Start by removing the untrue wheel and tweaking it back to straight. Can be easier to do if the tyre/tube is removed.
While the wheel is off, give it a good clean and dry. Assuming your frame is metal, under a generous light, examine these areas closely:
- front/back of both fork legs
- Welds around the fork's crown.
- Welds around the head tube
- The first 200mm of the top tube and down tube
You're looking for cracks or wrinkles. Chips can sometimes tell you the metal moved and then moved back.
Refit front wheel then check the headset bearings by clamping on the front brake lever hard with one hand, and with the other hand hold around where the steerer exits the head tube. You should feel only the slightest of play when rocking the bike back and forth.

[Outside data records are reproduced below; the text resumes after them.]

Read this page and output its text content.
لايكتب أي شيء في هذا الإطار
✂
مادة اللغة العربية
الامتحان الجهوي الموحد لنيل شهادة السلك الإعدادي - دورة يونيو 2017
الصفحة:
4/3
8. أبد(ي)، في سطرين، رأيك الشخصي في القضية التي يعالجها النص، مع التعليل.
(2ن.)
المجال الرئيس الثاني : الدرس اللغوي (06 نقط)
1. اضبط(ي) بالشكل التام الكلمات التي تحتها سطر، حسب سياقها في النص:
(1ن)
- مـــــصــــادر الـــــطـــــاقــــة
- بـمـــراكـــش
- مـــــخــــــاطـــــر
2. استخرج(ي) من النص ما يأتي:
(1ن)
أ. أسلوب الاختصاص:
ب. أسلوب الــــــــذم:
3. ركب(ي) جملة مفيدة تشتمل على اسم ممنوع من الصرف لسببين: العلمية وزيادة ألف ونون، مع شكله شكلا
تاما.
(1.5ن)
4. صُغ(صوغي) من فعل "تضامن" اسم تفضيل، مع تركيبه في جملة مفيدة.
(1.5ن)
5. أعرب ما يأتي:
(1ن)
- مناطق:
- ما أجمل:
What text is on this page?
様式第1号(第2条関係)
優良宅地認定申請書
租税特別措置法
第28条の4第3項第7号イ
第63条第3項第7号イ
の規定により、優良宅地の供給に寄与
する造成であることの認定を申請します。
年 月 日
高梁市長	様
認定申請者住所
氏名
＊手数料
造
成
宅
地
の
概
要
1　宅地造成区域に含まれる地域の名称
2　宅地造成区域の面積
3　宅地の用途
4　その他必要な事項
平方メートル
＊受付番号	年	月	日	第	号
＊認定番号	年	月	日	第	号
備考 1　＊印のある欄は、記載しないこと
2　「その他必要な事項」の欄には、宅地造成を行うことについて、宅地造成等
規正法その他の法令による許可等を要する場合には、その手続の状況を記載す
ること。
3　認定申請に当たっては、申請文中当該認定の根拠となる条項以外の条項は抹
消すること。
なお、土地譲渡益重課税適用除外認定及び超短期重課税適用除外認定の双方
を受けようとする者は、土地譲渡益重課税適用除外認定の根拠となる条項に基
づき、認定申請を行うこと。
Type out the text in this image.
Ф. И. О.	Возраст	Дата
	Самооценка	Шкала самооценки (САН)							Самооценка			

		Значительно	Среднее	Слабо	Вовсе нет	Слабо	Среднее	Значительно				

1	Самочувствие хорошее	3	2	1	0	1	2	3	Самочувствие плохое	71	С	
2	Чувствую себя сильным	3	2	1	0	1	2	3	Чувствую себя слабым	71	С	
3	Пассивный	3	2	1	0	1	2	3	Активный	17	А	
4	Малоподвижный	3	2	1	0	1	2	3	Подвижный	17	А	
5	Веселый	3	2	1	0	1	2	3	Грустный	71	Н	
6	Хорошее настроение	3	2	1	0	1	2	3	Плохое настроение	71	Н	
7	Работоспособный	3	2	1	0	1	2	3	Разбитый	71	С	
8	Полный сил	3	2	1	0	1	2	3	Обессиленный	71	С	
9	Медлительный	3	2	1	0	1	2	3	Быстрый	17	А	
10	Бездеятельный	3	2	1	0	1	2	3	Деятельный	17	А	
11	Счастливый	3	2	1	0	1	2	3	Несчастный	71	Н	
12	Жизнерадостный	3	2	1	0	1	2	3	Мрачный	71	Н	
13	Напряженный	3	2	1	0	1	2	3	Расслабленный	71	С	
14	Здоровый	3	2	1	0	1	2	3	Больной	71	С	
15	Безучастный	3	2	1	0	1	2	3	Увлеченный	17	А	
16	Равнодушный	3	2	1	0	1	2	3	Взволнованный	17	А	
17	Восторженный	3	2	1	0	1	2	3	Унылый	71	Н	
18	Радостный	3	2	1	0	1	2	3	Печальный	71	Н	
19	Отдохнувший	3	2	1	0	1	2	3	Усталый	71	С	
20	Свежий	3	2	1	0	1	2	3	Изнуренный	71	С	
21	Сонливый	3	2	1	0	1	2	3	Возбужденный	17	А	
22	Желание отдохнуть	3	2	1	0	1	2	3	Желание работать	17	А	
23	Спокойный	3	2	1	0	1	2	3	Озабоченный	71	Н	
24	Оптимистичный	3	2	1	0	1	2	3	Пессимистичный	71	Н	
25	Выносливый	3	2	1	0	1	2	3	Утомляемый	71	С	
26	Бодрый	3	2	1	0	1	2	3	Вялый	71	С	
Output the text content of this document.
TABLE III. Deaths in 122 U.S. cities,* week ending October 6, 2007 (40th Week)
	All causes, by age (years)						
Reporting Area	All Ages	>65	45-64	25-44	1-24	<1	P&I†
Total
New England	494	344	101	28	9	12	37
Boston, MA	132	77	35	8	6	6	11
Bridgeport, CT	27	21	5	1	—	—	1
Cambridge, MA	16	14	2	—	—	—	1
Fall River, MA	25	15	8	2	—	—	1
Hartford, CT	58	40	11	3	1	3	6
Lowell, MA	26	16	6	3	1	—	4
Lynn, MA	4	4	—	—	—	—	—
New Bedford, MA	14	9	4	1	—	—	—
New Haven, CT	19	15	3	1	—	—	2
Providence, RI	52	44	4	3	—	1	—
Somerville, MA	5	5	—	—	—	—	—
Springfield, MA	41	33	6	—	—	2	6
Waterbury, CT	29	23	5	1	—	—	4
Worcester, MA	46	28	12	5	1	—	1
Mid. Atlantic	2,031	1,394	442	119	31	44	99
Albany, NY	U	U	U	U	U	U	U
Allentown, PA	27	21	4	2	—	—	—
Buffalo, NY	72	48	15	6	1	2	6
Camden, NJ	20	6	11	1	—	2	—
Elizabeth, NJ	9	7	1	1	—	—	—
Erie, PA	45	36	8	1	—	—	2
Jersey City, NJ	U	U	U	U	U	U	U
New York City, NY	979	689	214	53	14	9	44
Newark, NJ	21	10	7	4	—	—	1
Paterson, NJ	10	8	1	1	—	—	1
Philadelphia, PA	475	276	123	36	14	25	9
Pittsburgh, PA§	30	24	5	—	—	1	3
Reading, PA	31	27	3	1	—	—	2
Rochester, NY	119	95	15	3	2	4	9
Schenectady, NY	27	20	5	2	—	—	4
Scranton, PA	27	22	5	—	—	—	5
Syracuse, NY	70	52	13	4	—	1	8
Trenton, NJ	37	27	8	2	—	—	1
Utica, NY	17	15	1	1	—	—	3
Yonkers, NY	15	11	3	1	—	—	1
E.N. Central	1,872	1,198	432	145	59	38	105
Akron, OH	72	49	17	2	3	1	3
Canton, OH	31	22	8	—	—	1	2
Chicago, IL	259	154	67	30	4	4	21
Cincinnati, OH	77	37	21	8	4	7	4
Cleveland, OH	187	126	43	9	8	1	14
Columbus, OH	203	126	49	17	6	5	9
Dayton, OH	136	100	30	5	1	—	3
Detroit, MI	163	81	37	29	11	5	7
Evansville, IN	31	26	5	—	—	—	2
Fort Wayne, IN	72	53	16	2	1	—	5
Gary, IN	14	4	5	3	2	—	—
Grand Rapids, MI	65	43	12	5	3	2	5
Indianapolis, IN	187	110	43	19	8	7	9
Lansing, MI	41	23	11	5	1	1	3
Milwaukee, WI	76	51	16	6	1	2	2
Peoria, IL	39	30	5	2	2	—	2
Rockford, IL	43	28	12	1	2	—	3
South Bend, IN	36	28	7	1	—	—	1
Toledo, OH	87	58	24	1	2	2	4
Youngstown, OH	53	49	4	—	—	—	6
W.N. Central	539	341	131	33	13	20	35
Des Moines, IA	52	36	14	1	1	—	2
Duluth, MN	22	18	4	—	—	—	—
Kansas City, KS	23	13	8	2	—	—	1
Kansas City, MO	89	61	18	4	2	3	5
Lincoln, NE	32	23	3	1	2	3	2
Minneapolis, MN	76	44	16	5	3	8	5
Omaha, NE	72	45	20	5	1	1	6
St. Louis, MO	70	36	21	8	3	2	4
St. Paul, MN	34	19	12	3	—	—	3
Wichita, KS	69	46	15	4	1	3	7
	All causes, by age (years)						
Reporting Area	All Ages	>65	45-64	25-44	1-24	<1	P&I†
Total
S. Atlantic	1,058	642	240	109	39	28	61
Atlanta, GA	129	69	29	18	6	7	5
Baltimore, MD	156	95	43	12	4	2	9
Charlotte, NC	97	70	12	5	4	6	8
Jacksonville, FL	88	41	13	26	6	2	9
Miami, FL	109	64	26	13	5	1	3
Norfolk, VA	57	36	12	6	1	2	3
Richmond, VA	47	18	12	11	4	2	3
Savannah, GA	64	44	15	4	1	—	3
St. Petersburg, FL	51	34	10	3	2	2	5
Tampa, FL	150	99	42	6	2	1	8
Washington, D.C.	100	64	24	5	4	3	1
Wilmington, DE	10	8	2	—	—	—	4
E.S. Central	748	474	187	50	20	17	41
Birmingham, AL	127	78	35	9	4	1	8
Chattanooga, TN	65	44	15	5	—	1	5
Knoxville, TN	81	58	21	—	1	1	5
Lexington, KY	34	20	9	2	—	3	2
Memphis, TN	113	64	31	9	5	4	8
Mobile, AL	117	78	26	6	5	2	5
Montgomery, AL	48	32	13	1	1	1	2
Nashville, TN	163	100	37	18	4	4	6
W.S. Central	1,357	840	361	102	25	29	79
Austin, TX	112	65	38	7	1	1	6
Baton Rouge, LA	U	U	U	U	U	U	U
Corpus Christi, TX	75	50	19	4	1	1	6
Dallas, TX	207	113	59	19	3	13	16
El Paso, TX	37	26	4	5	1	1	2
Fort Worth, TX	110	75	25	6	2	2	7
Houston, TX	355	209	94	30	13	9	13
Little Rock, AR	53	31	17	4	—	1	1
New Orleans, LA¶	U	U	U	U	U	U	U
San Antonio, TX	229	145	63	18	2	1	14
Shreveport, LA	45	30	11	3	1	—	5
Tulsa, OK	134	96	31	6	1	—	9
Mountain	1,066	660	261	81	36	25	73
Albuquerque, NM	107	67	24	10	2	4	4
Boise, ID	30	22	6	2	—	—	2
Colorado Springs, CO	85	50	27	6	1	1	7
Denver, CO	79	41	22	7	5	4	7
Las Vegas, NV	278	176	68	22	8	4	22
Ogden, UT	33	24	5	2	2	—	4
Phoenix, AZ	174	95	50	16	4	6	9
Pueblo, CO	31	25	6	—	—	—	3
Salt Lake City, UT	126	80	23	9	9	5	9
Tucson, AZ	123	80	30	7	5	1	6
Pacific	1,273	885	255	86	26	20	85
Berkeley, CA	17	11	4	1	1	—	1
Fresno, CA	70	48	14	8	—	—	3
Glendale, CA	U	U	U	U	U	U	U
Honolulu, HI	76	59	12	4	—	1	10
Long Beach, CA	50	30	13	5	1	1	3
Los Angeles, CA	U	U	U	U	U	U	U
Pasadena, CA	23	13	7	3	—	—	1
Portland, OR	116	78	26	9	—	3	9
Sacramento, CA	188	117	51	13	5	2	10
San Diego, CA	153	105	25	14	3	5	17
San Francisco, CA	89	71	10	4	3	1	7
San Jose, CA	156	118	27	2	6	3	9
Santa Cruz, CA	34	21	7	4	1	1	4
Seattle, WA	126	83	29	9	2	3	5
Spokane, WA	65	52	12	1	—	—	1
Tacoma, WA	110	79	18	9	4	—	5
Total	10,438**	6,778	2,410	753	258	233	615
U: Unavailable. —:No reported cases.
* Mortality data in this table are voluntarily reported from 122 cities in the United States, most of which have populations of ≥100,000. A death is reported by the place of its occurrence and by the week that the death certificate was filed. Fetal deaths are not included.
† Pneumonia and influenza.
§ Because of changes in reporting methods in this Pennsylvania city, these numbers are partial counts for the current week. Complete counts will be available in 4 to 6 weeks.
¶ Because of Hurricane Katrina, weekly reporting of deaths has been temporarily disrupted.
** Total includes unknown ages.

Check fork alignment visually - for a frontal it would generally bend right below the crown. Most forks will have a centerline from the steerer tube, and then the fork tines/legs are in-line or bend forward of that centerline. If they go backward at any point then its been pushed there (or is some weird design like lauf forks)
Check wheel tracking by riding straight through a water puddle then onward over dry concrete without wiggling. The two wheel tracks should lie on the same line. If the fork is bent sideways the rear wheel will follow its own path.
Finally consider your helmet - you say that you bumped heads. Have a close look inside and out, and consider replacing if it is over 10 years old anyway.
You may choose to redo bartape or grips if they got torn or damaged. Its not uncommon for brifters to get pushed toward the centerline of the bike.
Make sure you can change through all the gears still, and that rim brake pads are still lined up to press on the rim not the tyre. Disk brake pads, confirm they're still operating as expected.
If your bike is carbon fibre, most of this advise won't apply, sorry to future readers.